In an interview last year on the 60th anniversary of the battle, Foulke recalled the moment.

"I was standing there looking up when that flag went up and tears ran down my face. I was just so happy to see that flag that I knew they were not going to push us off or do away with us. I felt so happy."

At the request of commanders, a larger flag from one of the ships was hoisted later, captured in an image made famous by Pulitzer Prize-winning photographer Joe Rosenthal. Only three of the six men in that iconic photo survived Iwo Jima, and their lives as heroes whom the government used to promote war bonds are portrayed in the movie.

Potter recalled that some of the deadliest days followed the flag raisings.

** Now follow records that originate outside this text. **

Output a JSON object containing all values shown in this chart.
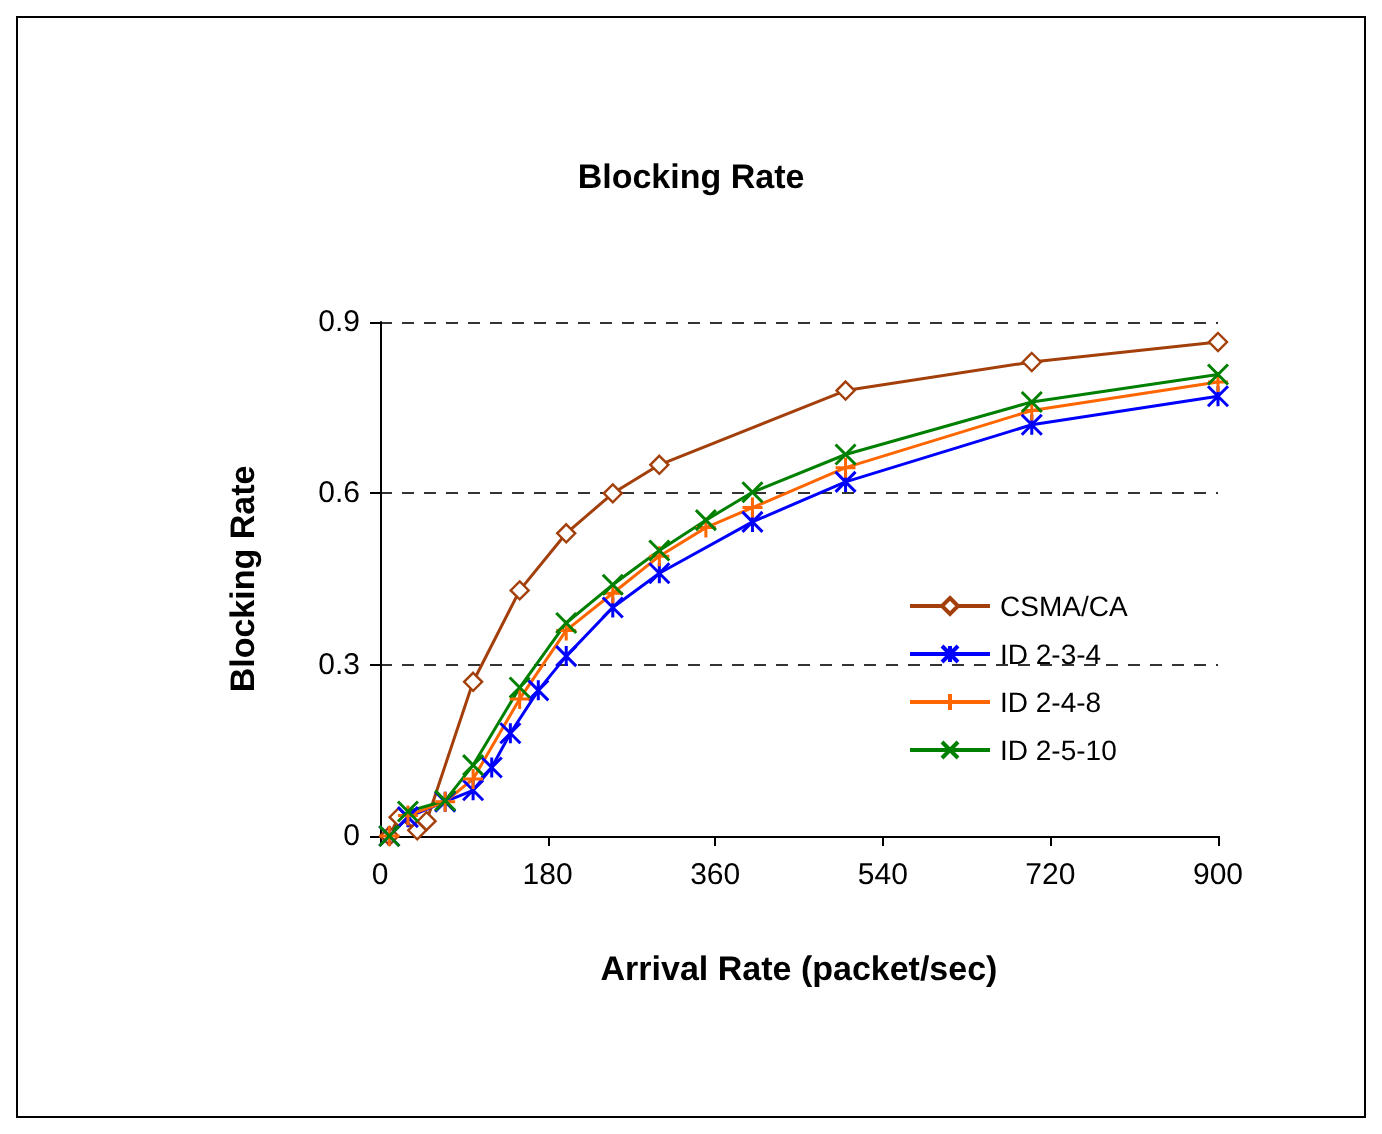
{
  "chart_data": {
    "type": "line",
    "title": "Blocking Rate",
    "xlabel": "Arrival Rate (packet/sec)",
    "ylabel": "Blocking Rate",
    "xlim": [
      0,
      900
    ],
    "xticks": [
      0,
      180,
      360,
      540,
      720,
      900
    ],
    "ylim": [
      0,
      0.9
    ],
    "yticks": [
      0,
      0.3,
      0.6,
      0.9
    ],
    "grid": "y",
    "legend": "right",
    "series": [
      {
        "name": "CSMA/CA",
        "color": "#a33f0a",
        "marker": "diamond",
        "x": [
          10,
          20,
          40,
          50,
          100,
          150,
          200,
          250,
          300,
          500,
          700,
          900
        ],
        "values": [
          0,
          0.033,
          0.01,
          0.026,
          0.27,
          0.43,
          0.53,
          0.6,
          0.65,
          0.78,
          0.83,
          0.865
        ]
      },
      {
        "name": "ID 2-3-4",
        "color": "#0000ff",
        "marker": "cross",
        "x": [
          10,
          30,
          70,
          100,
          120,
          140,
          170,
          200,
          250,
          300,
          400,
          500,
          700,
          900
        ],
        "values": [
          0,
          0.033,
          0.06,
          0.08,
          0.12,
          0.18,
          0.255,
          0.315,
          0.4,
          0.46,
          0.55,
          0.62,
          0.72,
          0.77
        ]
      },
      {
        "name": "ID 2-4-8",
        "color": "#ff6600",
        "marker": "cross",
        "x": [
          10,
          30,
          70,
          100,
          150,
          200,
          250,
          300,
          350,
          400,
          500,
          700,
          900
        ],
        "values": [
          0,
          0.036,
          0.06,
          0.1,
          0.24,
          0.36,
          0.425,
          0.49,
          0.54,
          0.575,
          0.645,
          0.745,
          0.795
        ]
      },
      {
        "name": "ID 2-5-10",
        "color": "#008000",
        "marker": "cross",
        "x": [
          10,
          30,
          70,
          100,
          150,
          200,
          250,
          300,
          350,
          400,
          500,
          700,
          900
        ],
        "values": [
          0,
          0.043,
          0.062,
          0.124,
          0.26,
          0.373,
          0.44,
          0.5,
          0.553,
          0.602,
          0.668,
          0.76,
          0.808
        ]
      }
    ]
  }
}
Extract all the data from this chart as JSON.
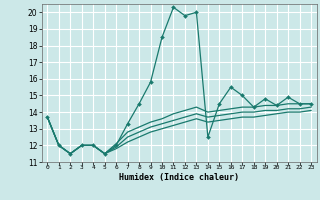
{
  "xlabel": "Humidex (Indice chaleur)",
  "ylabel": "",
  "background_color": "#cce8e8",
  "grid_color": "#ffffff",
  "line_color": "#1a7a6e",
  "xlim": [
    -0.5,
    23.5
  ],
  "ylim": [
    11,
    20.5
  ],
  "yticks": [
    11,
    12,
    13,
    14,
    15,
    16,
    17,
    18,
    19,
    20
  ],
  "xticks": [
    0,
    1,
    2,
    3,
    4,
    5,
    6,
    7,
    8,
    9,
    10,
    11,
    12,
    13,
    14,
    15,
    16,
    17,
    18,
    19,
    20,
    21,
    22,
    23
  ],
  "main_x": [
    0,
    1,
    2,
    3,
    4,
    5,
    6,
    7,
    8,
    9,
    10,
    11,
    12,
    13,
    14,
    15,
    16,
    17,
    18,
    19,
    20,
    21,
    22,
    23
  ],
  "main_y": [
    13.7,
    12.0,
    11.5,
    12.0,
    12.0,
    11.5,
    12.0,
    13.3,
    14.5,
    15.8,
    18.5,
    20.3,
    19.8,
    20.0,
    12.5,
    14.5,
    15.5,
    15.0,
    14.3,
    14.8,
    14.4,
    14.9,
    14.5,
    14.5
  ],
  "line2_x": [
    0,
    1,
    2,
    3,
    4,
    5,
    6,
    7,
    8,
    9,
    10,
    11,
    12,
    13,
    14,
    15,
    16,
    17,
    18,
    19,
    20,
    21,
    22,
    23
  ],
  "line2_y": [
    13.7,
    12.0,
    11.5,
    12.0,
    12.0,
    11.5,
    12.1,
    12.8,
    13.1,
    13.4,
    13.6,
    13.9,
    14.1,
    14.3,
    14.0,
    14.1,
    14.2,
    14.3,
    14.3,
    14.4,
    14.4,
    14.5,
    14.5,
    14.5
  ],
  "line3_x": [
    0,
    1,
    2,
    3,
    4,
    5,
    6,
    7,
    8,
    9,
    10,
    11,
    12,
    13,
    14,
    15,
    16,
    17,
    18,
    19,
    20,
    21,
    22,
    23
  ],
  "line3_y": [
    13.7,
    12.0,
    11.5,
    12.0,
    12.0,
    11.5,
    11.9,
    12.5,
    12.8,
    13.1,
    13.3,
    13.5,
    13.7,
    13.9,
    13.7,
    13.8,
    13.9,
    14.0,
    14.0,
    14.1,
    14.1,
    14.2,
    14.2,
    14.3
  ],
  "line4_x": [
    0,
    1,
    2,
    3,
    4,
    5,
    6,
    7,
    8,
    9,
    10,
    11,
    12,
    13,
    14,
    15,
    16,
    17,
    18,
    19,
    20,
    21,
    22,
    23
  ],
  "line4_y": [
    13.7,
    12.0,
    11.5,
    12.0,
    12.0,
    11.5,
    11.8,
    12.2,
    12.5,
    12.8,
    13.0,
    13.2,
    13.4,
    13.6,
    13.4,
    13.5,
    13.6,
    13.7,
    13.7,
    13.8,
    13.9,
    14.0,
    14.0,
    14.1
  ]
}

He was among the 19,000 U.S. military personnel who were wounded in the fight, but he and Foulke said they always thought they'd survive.

"I never felt I was going to be one of the victims," Potter said.

That wasn't the case for one of his buddies, Dean Thompson of Wisconsin, who took a bullet in the shoulder about two weeks before the battle ended, on March 26, 1945.

"I said, 'Where are you hit?' He said, 'In the heart,'" Potter recalled. But Potter saw only a shoulder wound and told Thompson he would be alright.

"The corpsman came over and a few minutes later he was dead," Potter said, describing how the bullet had, in fact, lodged in Thompson's heart.

Having lost his own backpack on the mountain, Potter used Thompson's for the remainder of the battle and took it back to the United States.

About 15 years ago while traveling to Michigan, Potter stopped in Wisconsin and gave the backpack to Thompson's family. "It was just almost unbelievable for them," he said, describing how the pack was still in good shape, complete with Thompson's name stenciled in black paint.

Potter and Foulke are among only a few Marines living in Las Vegas who survived Iwo Jima. One of their comrades, Joe "Shotgun" Shields, died Jan. 29 at age 80.

A fourth Las Vegas Marine from World War II, 83-year-old Larry Odell, did not attend the movie preview because he's looking forward to watching the film with his daughter after it opens in theaters Friday.

Odell arrived on Iwo Jima a couple of days into the fighting as a member of an artillery unit known as "the Forgotten Battalion."

"I had quite a scare there. They shot a mortar over my head, and it threw coral in my eyes. I thought I was blind. It was weeks before I could see good. It finally worked itself out," he said in an interview last year.

On Wednesday, Odell remembered how difficult it was to fight the Japanese. "It was really bad. When we got a lull in the action, all we would see was dead Marines because the Japanese were all underground," he said. "It was scary. We wondered if we were winning."

Odell, armed with a bolt-action M-1 rifle, was at a lower elevation during the flag raisings. "After I saw the flag, I said, 'This looks pretty good for us now,'" he said.

Odell said he enjoyed reading the book "Flags of Our Fathers," by James Bradley and Ron Powers, on which the R-rated movie is based.

"They say the real heroes are still over there, the ones that didn't make it back."